FIG. 30 illustrates one embodiment of a circular weed barrier 500a in accordance with the present invention. It includes a circular sheet 502 of vapor-permeable material. The outer margin of the sheet 500a is folded over and secured with stitches 510 or other means to form a reinforced edge and pocket for holding weighted material. A porous hose 506 is secured to the lower surface of the device 500a at a suitable distance from the outer margin. Planting spaces, such as slots, or the holes 504 illustrated, are formed in the sheet 502 in proximity to the hose 506. The hose 506 may be formed into interconnected concentric circles, as illustrated in FIG. 30, or may comprise a single length of hose looped in a circular fashion as in the embodiment 500b illustrated in FIG. 31. The water inlet 508 may project from underneath the sheet 502 as shown or be otherwise located as described above.

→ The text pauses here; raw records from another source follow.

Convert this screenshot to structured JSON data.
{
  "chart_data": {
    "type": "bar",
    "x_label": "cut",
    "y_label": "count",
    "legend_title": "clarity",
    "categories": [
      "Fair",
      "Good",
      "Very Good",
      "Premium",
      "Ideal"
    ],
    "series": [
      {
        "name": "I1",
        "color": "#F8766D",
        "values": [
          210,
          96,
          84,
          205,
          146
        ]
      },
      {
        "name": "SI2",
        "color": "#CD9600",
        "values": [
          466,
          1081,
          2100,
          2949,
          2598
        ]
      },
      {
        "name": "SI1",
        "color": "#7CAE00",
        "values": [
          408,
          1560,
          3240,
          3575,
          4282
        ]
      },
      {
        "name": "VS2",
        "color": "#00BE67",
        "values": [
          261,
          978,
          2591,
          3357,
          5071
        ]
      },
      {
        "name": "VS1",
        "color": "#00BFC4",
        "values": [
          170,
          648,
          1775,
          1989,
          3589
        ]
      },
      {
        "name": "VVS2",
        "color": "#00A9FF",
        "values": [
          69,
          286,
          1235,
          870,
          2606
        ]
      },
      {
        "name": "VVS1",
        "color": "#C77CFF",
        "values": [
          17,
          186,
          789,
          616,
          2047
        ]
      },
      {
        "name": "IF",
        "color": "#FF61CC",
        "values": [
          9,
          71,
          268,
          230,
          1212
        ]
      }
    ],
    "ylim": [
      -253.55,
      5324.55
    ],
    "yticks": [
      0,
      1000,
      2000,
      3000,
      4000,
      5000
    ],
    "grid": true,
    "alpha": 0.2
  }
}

It should be appreciated that multiple units of the kinds shown in the Figures may be linked together to provide the garden configuration desired by the end user. To provide both relatively narrow rows and relatively wide rows in the same garden, devices of various widths may be connected. To determine the width of individual devices used in such an arrangement necessary to obtain the desired row width, the following steps may be followed using a single row device, as shown in FIG. 21. First, determine the desired distance between two adjoining rows and select a device having a width less than the desired row width. Next, subtract the distance from the center of the row of the selected device to its edge. Add the width of the reinforced edge (typically 2 inches). Multiply the result by a factor of 2. The amount calculated represents the required width of an adjoining unit to achieve the desired row width.
It is to be understood that while certain forms of this invention have been illustrated and described, it is not limited thereto except insofar as such limitations are included in the following claims and allowable equivalents thereof.